Secondary Prevention and Rehabilitation

• Lifestyle modification: Smoking cessation, weight management, healthy diet (e.g., Mediterranean-style), regular aerobic exercise.
• Blood pressure and lipid control: Treat according to current guidelines, often requiring multiple agents.
• Glycemic control: Target individualized HbA1c in diabetics; consider agents with cardiovascular benefit (e.g., SGLT2 inhibitors, GLP-1 agonists) based on evolving evidence.
• Cardiac rehabilitation: Structured programs improve functional capacity, adherence to therapy, risk factor control, and quality of life.
• Adherence to medications: Emphasize continuation of antiplatelets, beta-blocker, ACEI/ARB, and statin as indicated.

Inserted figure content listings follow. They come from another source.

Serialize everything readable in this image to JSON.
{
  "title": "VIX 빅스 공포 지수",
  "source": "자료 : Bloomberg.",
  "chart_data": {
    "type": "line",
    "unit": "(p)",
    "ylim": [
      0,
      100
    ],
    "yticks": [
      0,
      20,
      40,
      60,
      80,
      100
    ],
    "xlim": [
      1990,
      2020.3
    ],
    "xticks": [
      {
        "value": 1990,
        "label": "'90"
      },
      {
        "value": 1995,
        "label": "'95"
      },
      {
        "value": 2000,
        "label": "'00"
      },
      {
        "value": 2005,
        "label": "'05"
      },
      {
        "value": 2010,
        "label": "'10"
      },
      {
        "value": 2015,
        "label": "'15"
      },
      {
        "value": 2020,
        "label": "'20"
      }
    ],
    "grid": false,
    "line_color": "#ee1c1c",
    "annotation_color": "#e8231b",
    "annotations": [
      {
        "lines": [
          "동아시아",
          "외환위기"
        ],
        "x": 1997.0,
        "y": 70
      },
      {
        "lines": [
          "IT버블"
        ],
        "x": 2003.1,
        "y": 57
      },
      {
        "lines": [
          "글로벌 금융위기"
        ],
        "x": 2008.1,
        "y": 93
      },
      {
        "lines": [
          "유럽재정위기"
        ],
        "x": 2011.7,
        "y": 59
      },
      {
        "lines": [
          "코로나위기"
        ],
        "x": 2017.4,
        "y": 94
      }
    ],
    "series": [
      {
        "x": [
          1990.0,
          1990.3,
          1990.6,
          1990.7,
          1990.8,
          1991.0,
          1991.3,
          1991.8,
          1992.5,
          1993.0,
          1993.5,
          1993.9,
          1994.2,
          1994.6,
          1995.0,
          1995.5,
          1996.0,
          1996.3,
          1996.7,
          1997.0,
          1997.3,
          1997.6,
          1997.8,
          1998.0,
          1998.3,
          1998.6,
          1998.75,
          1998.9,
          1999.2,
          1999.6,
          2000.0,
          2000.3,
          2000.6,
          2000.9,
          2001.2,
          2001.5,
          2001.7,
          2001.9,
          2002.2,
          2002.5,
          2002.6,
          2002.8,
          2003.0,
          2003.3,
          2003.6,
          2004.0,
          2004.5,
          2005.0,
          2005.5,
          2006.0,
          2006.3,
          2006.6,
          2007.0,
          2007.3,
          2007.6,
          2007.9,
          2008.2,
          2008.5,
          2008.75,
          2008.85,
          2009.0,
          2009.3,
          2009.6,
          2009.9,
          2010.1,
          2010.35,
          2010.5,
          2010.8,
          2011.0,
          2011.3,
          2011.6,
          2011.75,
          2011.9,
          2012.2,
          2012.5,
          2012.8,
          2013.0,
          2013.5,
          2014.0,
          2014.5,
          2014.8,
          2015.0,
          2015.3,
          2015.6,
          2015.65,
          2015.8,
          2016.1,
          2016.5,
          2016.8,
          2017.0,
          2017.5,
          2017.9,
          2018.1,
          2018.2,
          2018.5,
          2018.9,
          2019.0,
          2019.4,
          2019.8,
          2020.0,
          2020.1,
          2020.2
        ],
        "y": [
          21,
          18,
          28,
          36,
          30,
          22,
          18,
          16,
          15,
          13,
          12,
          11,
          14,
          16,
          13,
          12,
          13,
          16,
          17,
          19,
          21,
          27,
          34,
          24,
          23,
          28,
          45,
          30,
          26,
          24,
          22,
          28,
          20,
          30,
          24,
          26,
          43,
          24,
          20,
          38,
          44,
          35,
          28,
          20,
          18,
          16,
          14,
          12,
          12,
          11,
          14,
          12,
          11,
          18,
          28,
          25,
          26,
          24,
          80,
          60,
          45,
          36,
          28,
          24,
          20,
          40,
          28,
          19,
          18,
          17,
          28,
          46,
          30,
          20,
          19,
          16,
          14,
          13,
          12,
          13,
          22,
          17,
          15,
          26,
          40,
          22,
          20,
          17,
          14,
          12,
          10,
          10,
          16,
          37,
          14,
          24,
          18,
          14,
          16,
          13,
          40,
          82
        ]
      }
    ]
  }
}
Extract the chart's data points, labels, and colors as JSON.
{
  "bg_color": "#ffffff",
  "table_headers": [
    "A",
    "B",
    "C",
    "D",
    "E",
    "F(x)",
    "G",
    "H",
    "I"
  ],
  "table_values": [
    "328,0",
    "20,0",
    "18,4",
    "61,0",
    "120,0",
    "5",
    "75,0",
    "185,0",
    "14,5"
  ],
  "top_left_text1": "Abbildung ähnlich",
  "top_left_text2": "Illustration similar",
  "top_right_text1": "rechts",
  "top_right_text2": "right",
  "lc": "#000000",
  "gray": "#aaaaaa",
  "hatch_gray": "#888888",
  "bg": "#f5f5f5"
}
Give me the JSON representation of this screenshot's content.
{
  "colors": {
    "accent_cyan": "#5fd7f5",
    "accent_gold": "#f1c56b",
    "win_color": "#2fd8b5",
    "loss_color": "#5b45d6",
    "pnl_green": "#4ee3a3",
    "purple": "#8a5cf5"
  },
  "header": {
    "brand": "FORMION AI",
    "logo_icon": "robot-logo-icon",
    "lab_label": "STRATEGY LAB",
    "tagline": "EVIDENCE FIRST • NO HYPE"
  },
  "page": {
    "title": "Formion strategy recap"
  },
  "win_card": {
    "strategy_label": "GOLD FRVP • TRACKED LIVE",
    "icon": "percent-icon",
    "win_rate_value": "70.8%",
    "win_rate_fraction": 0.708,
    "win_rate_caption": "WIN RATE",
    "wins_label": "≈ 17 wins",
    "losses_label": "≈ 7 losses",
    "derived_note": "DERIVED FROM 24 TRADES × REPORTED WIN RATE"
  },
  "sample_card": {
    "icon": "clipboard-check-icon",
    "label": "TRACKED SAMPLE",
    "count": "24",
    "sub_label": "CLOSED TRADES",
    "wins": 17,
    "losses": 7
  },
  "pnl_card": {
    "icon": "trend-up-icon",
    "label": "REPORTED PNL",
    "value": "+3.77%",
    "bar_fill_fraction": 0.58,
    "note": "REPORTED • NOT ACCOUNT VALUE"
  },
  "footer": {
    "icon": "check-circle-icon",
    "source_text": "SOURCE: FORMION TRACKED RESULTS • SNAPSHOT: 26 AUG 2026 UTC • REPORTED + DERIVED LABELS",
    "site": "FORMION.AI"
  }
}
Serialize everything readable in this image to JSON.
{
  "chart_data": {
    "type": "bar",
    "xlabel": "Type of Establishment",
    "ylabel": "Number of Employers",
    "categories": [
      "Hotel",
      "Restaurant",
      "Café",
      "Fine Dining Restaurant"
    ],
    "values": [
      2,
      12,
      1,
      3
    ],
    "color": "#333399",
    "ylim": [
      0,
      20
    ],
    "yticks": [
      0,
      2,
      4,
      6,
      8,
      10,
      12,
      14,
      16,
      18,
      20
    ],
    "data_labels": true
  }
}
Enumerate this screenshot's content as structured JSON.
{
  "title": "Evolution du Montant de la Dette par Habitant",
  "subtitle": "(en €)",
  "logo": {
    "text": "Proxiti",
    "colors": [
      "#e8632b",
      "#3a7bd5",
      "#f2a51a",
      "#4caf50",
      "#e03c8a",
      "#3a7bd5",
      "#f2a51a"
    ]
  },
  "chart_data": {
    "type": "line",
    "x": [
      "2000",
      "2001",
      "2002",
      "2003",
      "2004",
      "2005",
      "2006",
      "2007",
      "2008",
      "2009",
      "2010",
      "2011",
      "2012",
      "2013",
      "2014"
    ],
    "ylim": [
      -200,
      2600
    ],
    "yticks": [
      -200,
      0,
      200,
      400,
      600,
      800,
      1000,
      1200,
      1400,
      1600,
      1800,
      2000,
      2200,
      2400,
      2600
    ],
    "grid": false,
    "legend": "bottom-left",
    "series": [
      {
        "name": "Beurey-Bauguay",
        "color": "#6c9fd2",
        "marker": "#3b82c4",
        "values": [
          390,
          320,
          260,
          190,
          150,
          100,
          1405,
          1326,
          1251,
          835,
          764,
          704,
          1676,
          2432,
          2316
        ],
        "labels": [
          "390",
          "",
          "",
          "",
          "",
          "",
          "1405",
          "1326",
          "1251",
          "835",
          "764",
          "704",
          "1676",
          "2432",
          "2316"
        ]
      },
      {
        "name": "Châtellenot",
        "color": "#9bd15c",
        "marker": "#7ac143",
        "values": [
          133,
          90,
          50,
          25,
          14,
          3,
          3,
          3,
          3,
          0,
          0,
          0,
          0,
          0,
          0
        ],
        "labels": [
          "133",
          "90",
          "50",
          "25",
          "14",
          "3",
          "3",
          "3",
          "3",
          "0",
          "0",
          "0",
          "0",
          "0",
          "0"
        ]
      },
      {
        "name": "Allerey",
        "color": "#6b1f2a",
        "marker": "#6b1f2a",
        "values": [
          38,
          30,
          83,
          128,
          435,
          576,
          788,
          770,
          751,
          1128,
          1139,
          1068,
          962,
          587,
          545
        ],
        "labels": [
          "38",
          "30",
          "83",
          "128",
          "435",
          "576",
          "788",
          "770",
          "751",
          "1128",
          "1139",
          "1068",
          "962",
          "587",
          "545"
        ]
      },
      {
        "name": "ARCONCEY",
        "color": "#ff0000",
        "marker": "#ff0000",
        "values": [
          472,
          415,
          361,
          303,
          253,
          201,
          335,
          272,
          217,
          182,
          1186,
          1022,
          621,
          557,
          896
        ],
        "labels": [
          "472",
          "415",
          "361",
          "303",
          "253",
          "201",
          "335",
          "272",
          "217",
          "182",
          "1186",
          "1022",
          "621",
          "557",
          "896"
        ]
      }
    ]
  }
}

Key Clinical Pearls for Exams and Practice

• Time is myocardium: Early recognition and reperfusion are critical; always prioritize rapid ECG acquisition in suspected MI.
• STEMI vs NSTEMI: STEMI requires emergent reperfusion; NSTEMI requires urgent but not always immediate invasive evaluation based on risk stratification.
• Troponin interpretation: Remember that non-ischemic conditions (e.g., myocarditis, sepsis, renal failure, tachyarrhythmias) can also elevate troponin; correlate with clinical picture and ECG.
• Right ventricular infarction: Suspect in inferior STEMI with hypotension, clear lungs, and elevated JVP; avoid nitrates and excessive preload reduction, and consider right-sided ECG leads.
• Beware of contraindications to fibrinolysis: Prior intracranial hemorrhage, known structural cerebral lesions, ischemic stroke within 3 months (except acute ischemic stroke within 4.5 hours), active bleeding, and significant head trauma are major contraindications.
• New systolic murmur after MI: Think mechanical complication (papillary muscle rupture or VSD) and evaluate urgently with echocardiography.
• Persistent ST elevation weeks after MI: Suggestive of a left ventricular aneurysm rather than ongoing acute ischemia.
• Post-MI pericarditis vs Dressler syndrome: Early fibrinous pericarditis occurs in days; Dressler syndrome occurs weeks later and is autoimmune in nature.
• Long-term therapy: For exam memory: "ABCDS" – Aspirin (plus P2Y12), Beta-blocker, Cholesterol (high-intensity statin), Dilators/afterload reducers (ACEI/ARB), Smoking cessation and secondary prevention.

Summary

Myocardial infarction is a common, life-threatening manifestation of atherosclerotic coronary artery disease. For medical students, mastery involves understanding the pathophysiology of plaque rupture and thrombosis, recognizing typical and atypical clinical presentations, interpreting ECG patterns and cardiac biomarkers, and knowing the principles of urgent reperfusion, antithrombotic therapy, and secondary prevention. A systematic, guideline-based approach improves outcomes and forms a foundation for both exam success and clinical practice.